Counting letters in a word seems to have little to do with understanding the word. Young kids can’t spell or count well at all but no one says that means they can’t understand.
This is where the other claim is being made. That the structure of the model is fundamentally incapable of the operation, so even if you stipulated that the way you provide data is sufficient for intelligence then it still wouldn't work.
The universal approximation theorem addresses this point. In that, with an identity attention mechanism, a LLM is just a multi layer perceptron. The attention mechanism is effectively a way to get one of the benefits of a much larger fully connected layer without the massive cost.
A LLM can do what a MLP can do. A large enough MLP can do any function to arbitrary precision.
That makes the claim that an LLM could not do a task the same as saying no function can do that task.
Some are ok with this, if you invoke some supernatual aspect to intelligence then the inability to describe it with a function is quite reasonable,
If you want to stay in the world of reality, you have a much harder task, people like to point at quantum (Penrose) but it's hard to say what it is you are pointing at.
I think the very act of proving that something is or is not intelligent, would render it functional by nature of it having a proof, (or disprove Gödel's incompleteness (a tough ask))
Are there any proofs that cannot be expressed as a function? A kind of Gödel locator, where you can prove something that you can identify is true but there is no formula to express it. I'm not entirely sure what that would even mean,
A language model completes text based on the overlapping patterns of the training data.
There absolutely was thinking involved… in the training data. Same as when you read a book, you engage with the thinking behind the text.

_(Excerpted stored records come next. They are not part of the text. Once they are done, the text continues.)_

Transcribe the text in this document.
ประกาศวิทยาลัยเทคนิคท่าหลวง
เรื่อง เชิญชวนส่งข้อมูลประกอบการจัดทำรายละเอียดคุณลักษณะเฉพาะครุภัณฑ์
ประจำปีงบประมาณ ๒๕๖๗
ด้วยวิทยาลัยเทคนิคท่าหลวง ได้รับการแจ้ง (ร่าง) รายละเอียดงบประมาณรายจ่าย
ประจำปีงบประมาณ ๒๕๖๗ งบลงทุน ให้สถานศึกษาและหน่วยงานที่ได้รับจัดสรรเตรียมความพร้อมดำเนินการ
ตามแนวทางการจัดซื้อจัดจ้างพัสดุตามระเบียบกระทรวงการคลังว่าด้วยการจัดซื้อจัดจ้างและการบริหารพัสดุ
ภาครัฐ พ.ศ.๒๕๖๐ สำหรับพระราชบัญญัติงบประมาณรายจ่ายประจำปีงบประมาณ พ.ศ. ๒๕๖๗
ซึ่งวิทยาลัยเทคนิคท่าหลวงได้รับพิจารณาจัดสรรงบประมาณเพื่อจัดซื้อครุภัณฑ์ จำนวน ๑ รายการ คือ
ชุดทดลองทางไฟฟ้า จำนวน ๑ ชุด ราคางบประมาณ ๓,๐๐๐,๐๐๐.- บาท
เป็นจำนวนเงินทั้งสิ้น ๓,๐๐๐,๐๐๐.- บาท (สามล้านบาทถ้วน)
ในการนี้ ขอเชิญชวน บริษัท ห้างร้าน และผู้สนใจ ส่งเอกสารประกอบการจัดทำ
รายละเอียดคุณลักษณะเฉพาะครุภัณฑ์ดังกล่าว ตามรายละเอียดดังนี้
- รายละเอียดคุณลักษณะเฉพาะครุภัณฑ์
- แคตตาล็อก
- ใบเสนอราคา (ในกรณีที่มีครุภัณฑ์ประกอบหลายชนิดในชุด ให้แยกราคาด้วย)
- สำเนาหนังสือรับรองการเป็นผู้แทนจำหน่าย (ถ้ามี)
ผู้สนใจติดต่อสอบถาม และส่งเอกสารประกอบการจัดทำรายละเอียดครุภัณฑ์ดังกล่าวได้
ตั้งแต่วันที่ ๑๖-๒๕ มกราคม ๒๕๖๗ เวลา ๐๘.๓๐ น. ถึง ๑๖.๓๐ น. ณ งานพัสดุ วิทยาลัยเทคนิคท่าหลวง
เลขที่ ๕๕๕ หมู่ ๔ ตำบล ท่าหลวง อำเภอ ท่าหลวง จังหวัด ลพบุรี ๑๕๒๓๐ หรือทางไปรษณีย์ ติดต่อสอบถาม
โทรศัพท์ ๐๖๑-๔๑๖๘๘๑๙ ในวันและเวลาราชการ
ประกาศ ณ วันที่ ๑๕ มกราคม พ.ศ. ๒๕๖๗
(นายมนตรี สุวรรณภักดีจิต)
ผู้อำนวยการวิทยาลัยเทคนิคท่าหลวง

The book isn’t thinking, and the author may be dead and gone, but there’s absolutely the traces of thinking in the text.
Language models produce mashups of texts they were trained on, and there’s absolutely the traces of thoughts behind those mashups.
I'm hearing a lot of bad arguments against LLM consciousness lately. Bad argumentation heralds bad outcomes.

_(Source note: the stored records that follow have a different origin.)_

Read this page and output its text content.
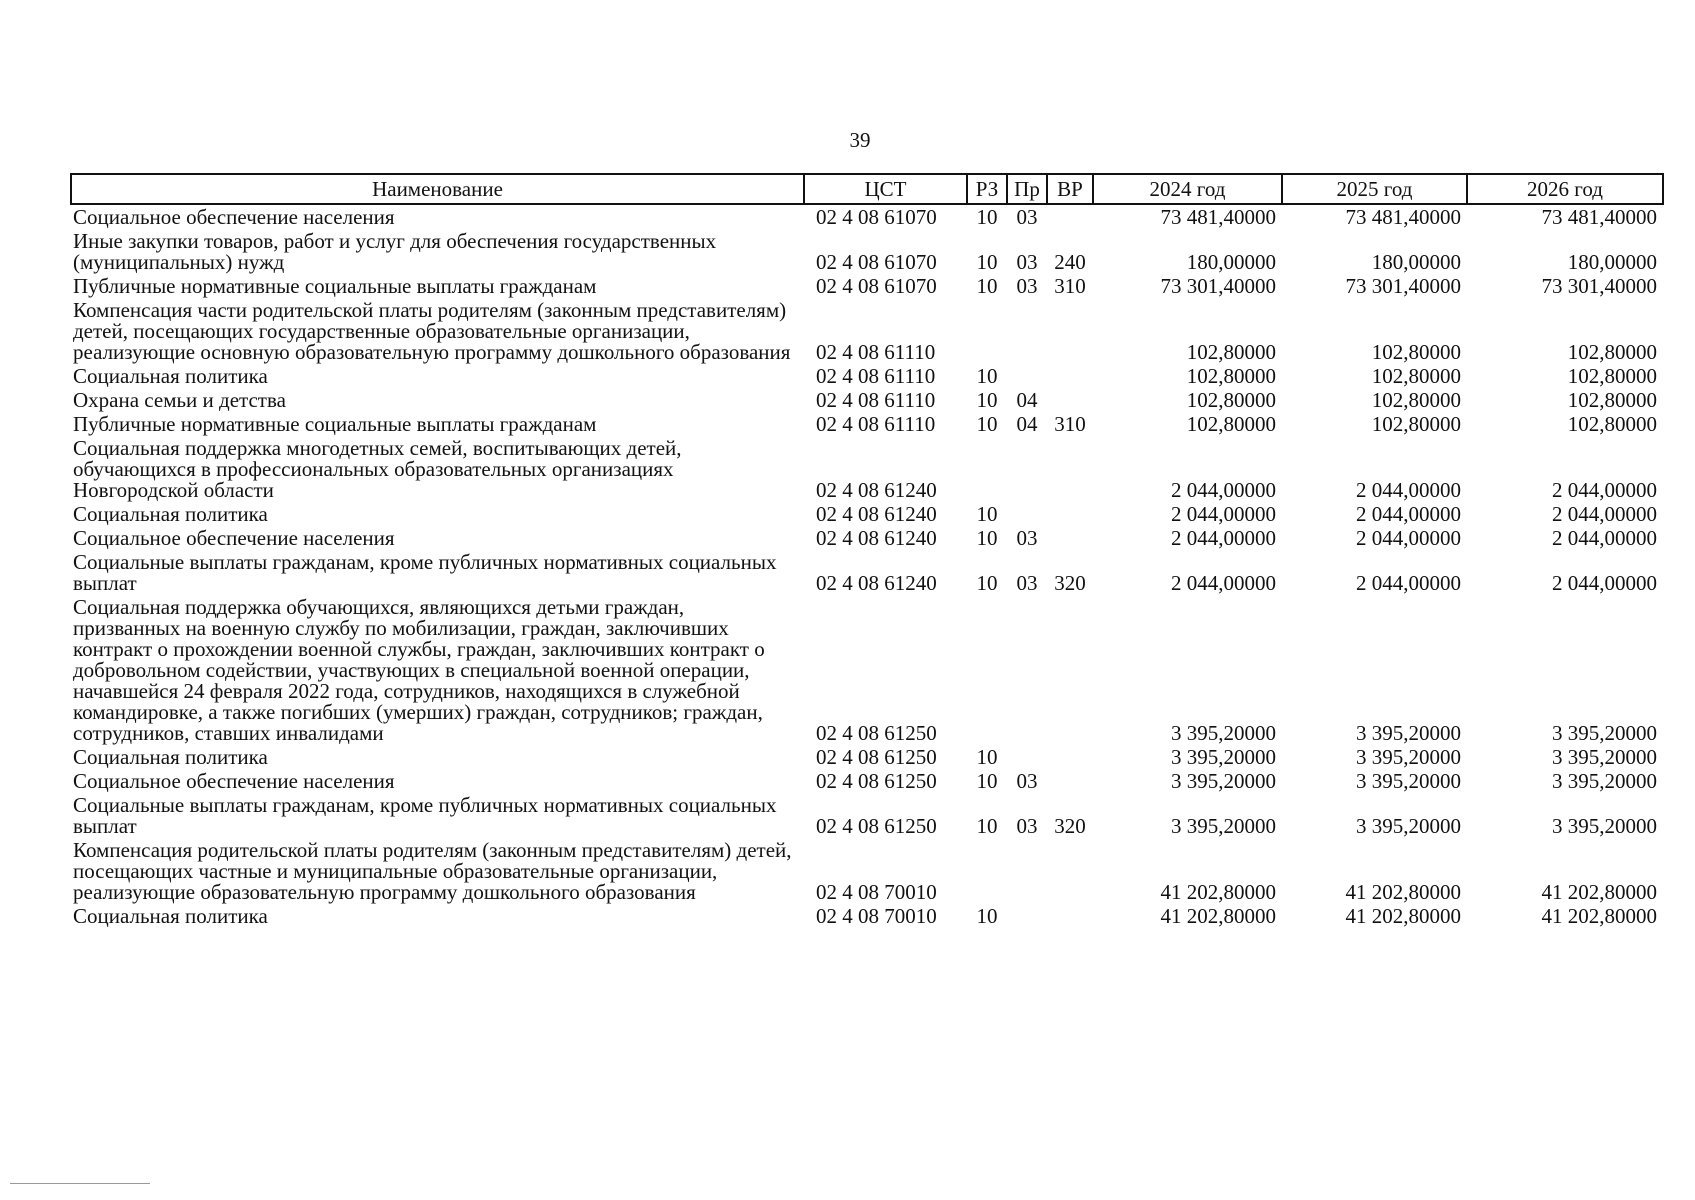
39
Наименование	ЦСТ	РЗ	Пр	ВР	2024 год	2025 год	2026 год
Социальное обеспечение населения	02 4 08 61070	10	03		73 481,40000	73 481,40000	73 481,40000
Иные закупки товаров, работ и услуг для обеспечения государственных (муниципальных) нужд	02 4 08 61070	10	03	240	180,00000	180,00000	180,00000
Публичные нормативные социальные выплаты гражданам	02 4 08 61070	10	03	310	73 301,40000	73 301,40000	73 301,40000
Компенсация части родительской платы родителям (законным представителям) детей, посещающих государственные образовательные организации, реализующие основную образовательную программу дошкольного образования	02 4 08 61110				102,80000	102,80000	102,80000
Социальная политика	02 4 08 61110	10			102,80000	102,80000	102,80000
Охрана семьи и детства	02 4 08 61110	10	04		102,80000	102,80000	102,80000
Публичные нормативные социальные выплаты гражданам	02 4 08 61110	10	04	310	102,80000	102,80000	102,80000
Социальная поддержка многодетных семей, воспитывающих детей, обучающихся в профессиональных образовательных организациях Новгородской области	02 4 08 61240				2 044,00000	2 044,00000	2 044,00000
Социальная политика	02 4 08 61240	10			2 044,00000	2 044,00000	2 044,00000
Социальное обеспечение населения	02 4 08 61240	10	03		2 044,00000	2 044,00000	2 044,00000
Социальные выплаты гражданам, кроме публичных нормативных социальных выплат	02 4 08 61240	10	03	320	2 044,00000	2 044,00000	2 044,00000
Социальная поддержка обучающихся, являющихся детьми граждан, призванных на военную службу по мобилизации, граждан, заключивших контракт о прохождении военной службы, граждан, заключивших контракт о добровольном содействии, участвующих в специальной военной операции, начавшейся 24 февраля 2022 года, сотрудников, находящихся в служебной командировке, а также погибших (умерших) граждан, сотрудников; граждан, сотрудников, ставших инвалидами	02 4 08 61250				3 395,20000	3 395,20000	3 395,20000
Социальная политика	02 4 08 61250	10			3 395,20000	3 395,20000	3 395,20000
Социальное обеспечение населения	02 4 08 61250	10	03		3 395,20000	3 395,20000	3 395,20000
Социальные выплаты гражданам, кроме публичных нормативных социальных выплат	02 4 08 61250	10	03	320	3 395,20000	3 395,20000	3 395,20000
Компенсация родительской платы родителям (законным представителям) детей, посещающих частные и муниципальные образовательные организации, реализующие образовательную программу дошкольного образования	02 4 08 70010				41 202,80000	41 202,80000	41 202,80000
Социальная политика	02 4 08 70010	10			41 202,80000	41 202,80000	41 202,80000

What bad outcomes do you foresee from badly arguing against LLM consciousness?
We discovered math that decodes data storage in langauge and is able to use sophisticated continuation cohorts from ALL OF HUMAN RECORDED KNOWLEDGE to respond to you in a call/response model with very good synthesis capabilities.
Its super useful, but not life or conciousness. Its a simulated echo from our collective recorded behaviors. It understands because we understood first. It replies because we wrote it first. And it sorts, organizes, synthesizes and compresses that at impressive speed now.
It’s strange many others have not eh? I think when new developments arise, ironically, this is the true measure of human intelligence - one’s ability to make sense of a thing and be closest to the truth.
From Wikipedia: In 2023, Chiang was named one of Time's 100 most influential people in AI.
Indeed it isn't a one-off. His last infamous article compared AIs to Xerox machine image compression. He convinces a certain type of crowd that is not technical enough to poke holes in his posturing.